Так, размышляя, шёл он под тихо падающим снегом с каким-то новым, томящим чувством в груди. Нет, не только Иван Иваныч и предстоящая ему операция, что-то ещё, другое, беспокоило его. Что? И вспомнилось: Маша. Она же совсем девочка, только в прошлом году окончила школу. Почему-то никуда не поступила. Почему? Троечница? Посредственность? Не хватило баллов? Нет, так о ней не скажешь. У неё довольно живой ум, она находчива, за словом в карман не лезет. Какие-то домашние обстоятельства? Но внешне у них всё благополучно. Надо будет спросить. Маша. Задела она его сердце, эта юная особа. Давно с ним такого не случалось. Была когда-то, как говорят, первая любовь, но, раз обманувшись, он не стал повторять ошибок и сторонился женщин, хотя замечал: имеет успех. И вот эта девочка. Ему уже тридцать пять, ещё немного – и старость. А она совсем ребёнок. Её жизнь только начинается: лёд и пламень. Лёд и пламень – глуповатые романтические красивости. Не жизненно. А жизненно то, что вот идёт он ночью по бульвару и думает об этой девочке. И ему приятно думать о ней. И он знает, что в любой день, хоть завтра, он может пойти в Хлебный переулок и увидеть её, говорить с ней, может быть, взять её руку в свои и ощутить тепло её молодости. От этой мысли ему стало хорошо. Мороз крепчал. Зябко передёрнув плечами и подняв воротник пальто, Тимофей зашагал быстрее. Решил: завтра он непременно побывает в Хлебном переулке.

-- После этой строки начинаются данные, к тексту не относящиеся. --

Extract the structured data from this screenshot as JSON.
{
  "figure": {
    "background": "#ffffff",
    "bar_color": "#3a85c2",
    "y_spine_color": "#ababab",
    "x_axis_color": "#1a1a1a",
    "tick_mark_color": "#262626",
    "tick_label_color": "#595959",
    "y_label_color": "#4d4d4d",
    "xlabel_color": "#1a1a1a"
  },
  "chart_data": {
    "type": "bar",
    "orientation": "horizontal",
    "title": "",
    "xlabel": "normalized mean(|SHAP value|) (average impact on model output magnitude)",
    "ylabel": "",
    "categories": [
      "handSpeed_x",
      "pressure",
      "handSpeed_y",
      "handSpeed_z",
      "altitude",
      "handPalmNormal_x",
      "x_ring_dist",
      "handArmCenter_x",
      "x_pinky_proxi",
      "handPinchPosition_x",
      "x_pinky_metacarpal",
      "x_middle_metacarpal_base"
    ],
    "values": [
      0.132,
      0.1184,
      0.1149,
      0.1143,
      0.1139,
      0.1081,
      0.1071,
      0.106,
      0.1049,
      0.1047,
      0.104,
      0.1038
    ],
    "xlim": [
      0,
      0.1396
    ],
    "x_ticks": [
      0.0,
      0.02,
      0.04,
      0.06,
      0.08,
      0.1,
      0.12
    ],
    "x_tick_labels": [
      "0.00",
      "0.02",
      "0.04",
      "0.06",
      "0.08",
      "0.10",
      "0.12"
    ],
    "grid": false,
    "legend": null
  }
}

Но в Хлебном переулке ему не довелось быть ни на следующий день, ни в какой другой на этой неделе. Случился сбой при очередном испытании «изделия», и Сергей Павлович установил круглосуточный рабочий день, отменив выходные, отгулы и отпуска. Декабрь был на исходе. До срока, назначенного самим Королёвым в ответ на заданный ему на Старой площади вопрос «когда?», оставалось всего ничего, и то, что он так круто закрутил гайки, можно было понять. Если бы срок был ему назначен, Сергея Павловича озаботила бы, но не вывела из равновесия задержка, но здесь другое дело: тут срок назначил он сам, и срыв был бы знаком его, Королёва, несостоятельности. А этого он допустить не мог. Никто и не возмущался, скорее, каждый чувствовал себя в чём-то виноватым, что-то недоделавшим. И если действительно такое ощущение и возникало у тех, от кого зависели и сроки, и успех, то это ощущение было ложным, просто гипертрофированным чувством ответственности. Это был коллектив, не только спаянный трудовой дисциплиной, но коллектив единомышленников, готовых отказаться от всего личного ради главного дела их жизни. А главным делом был Космос, и даже не столько Космос, сколь человек в Космосе.
Тимофей снова и снова проверял и перепроверял свои расчеты. В них всё было правильно. А сбой произошёл. И следовало понять причину. Без этого нельзя двигаться дальше, потому что, не выявив причину сбоя, они становились заложниками повторения сбоя в будущем, на орбите, что куда опаснее и чревато жертвами. В конце концов, он договорился о встрече с Келдышем, чтобы и тот ещё раз перепроверил расчеты. Мстислав Всеволодович, пожурив Чумакова за неоправданные сомнения, лишь подтвердил их правильность. Но это не значило, что можно успокоиться, сбой-то был.
Обстоятельства складывались так, что, опередив на шаг, а то и на два, американцев в создании пилотируемых космических аппаратов, страна стала отставать по искусственным спутникам. А это и разведка, и связь, и в недалёком будущем космическое оружие. Что-то не пошло. На каждый наш запуск американцы отвечали целой серией. Строчили, как из пулемёта. Вот и опять; стоило нам 10-го декабря запустить «Космос-51», как американцы тут же в ответ выстрелили десятью; один из них будет висеть в космосе целых тридцать лет, а ещё два – аж сто. Мы же «Космос-52» сможем запустить лишь в конце первой декады. Это угнетало, но выпускать не готовую продукцию было смерти подобно.